Find a definite integral which represent $ \lim_{n\to\infty}{\frac{1}{n}\sum_{k=1}^{n}{\sqrt\frac{k}{n+k}}} $

Question

Find a definite integral which represent $$\lim\limits_{n\to\infty}{\frac{1}{n}\sum\limits_{k=1}^{n}{\sqrt\frac{k}{n+k}}}.$$ I don't know how can I approach the question.
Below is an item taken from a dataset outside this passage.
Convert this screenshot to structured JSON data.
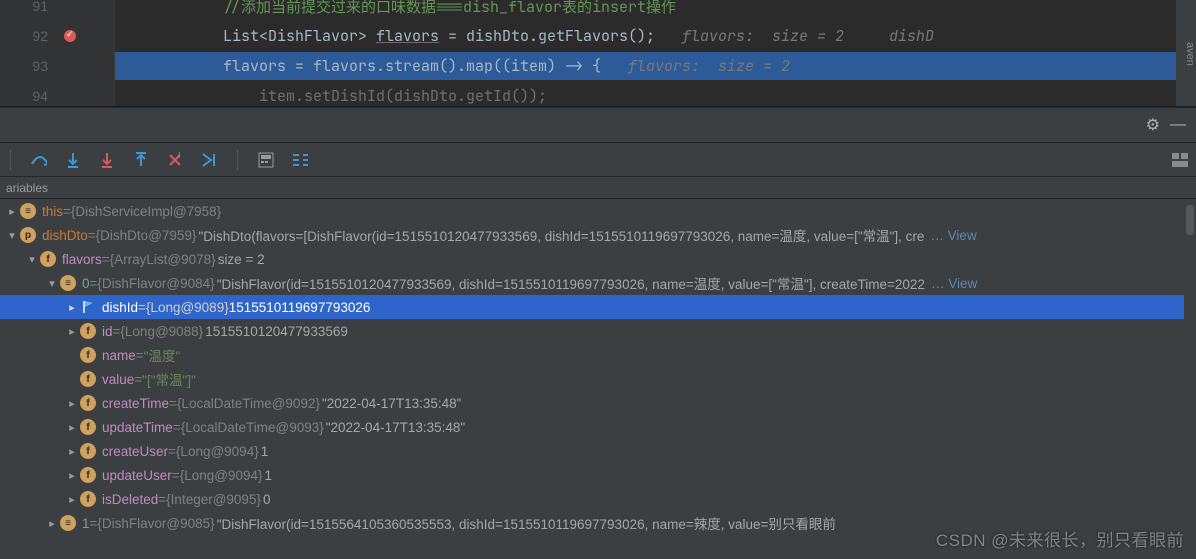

Is the answer $$\int_{0}^{1}{\sqrt\frac{x}{x+1}}dx\;?$$

Answer 1

You can write it simply \begin{align*}\lim\limits_{n\to\infty}{\frac{1}{n}\sum\limits_{k=1}^{n}{\sqrt\frac{k}{n+k}}} & = \lim\limits_{n\to\infty}{\frac{1}{n}\sum\limits_{k=1}^{n}{\sqrt\frac{\frac kn}{1+\frac kn}}} \\ & = \int_0^1\sqrt{\frac x{1+x}}dx. \end{align*} Or, with more explanation, if the Riemann integral $\int_0^1 f(x)\,dx$ exists, then it can be written as the limit

$$\int_a^b f(x)\,dx=\lim_{n\to \infty}\sum_{k=1}^n f\left(a+\frac{b-a}{n}\,k\right)\,\left(\frac{b-a}{n}\right).$$

Using the above formula with $f(x)=\sqrt{\frac x{1+x}}$, $a=0$ and $b=1$ reveals that $$\int_0^1\sqrt{\frac x{1+x}}dx=\lim\limits_{n\to\infty}\sum\limits_{k=1}^{n}{\sqrt\frac{\frac kn}{1+\frac kn}}{\frac{1}{n}}=\lim\limits_{n\to\infty}{\frac{1}{n}\sum\limits_{k=1}^{n}{\sqrt\frac{k}{n+k}}}.$$

Therefore, the limit of interest is simply the Riemann Sum of the integral $ \int_0^1\sqrt{\frac x{1+x}}dx$ .

Answer 2

$$\lim\limits_{n\to\infty}{\frac{1}{n}\sum\limits_{k=1}^{n}{\sqrt\frac{k}{n+k}}}$$ $$=\lim\limits_{n\to\infty}{\frac{1}{n}\sum\limits_{k=1}^{n}{\sqrt\frac{\frac{k}{n}}{1+\frac{k}{n}}}}$$ when we sub $$x=\frac{k}{n}$$ as sum k from 1 to n sum k from 1 to n means $\frac kn$ sum from $\frac 1n$ to 1

So we have $$\int_{0}^{1}\sqrt{\frac{x}{x+1}}dx$$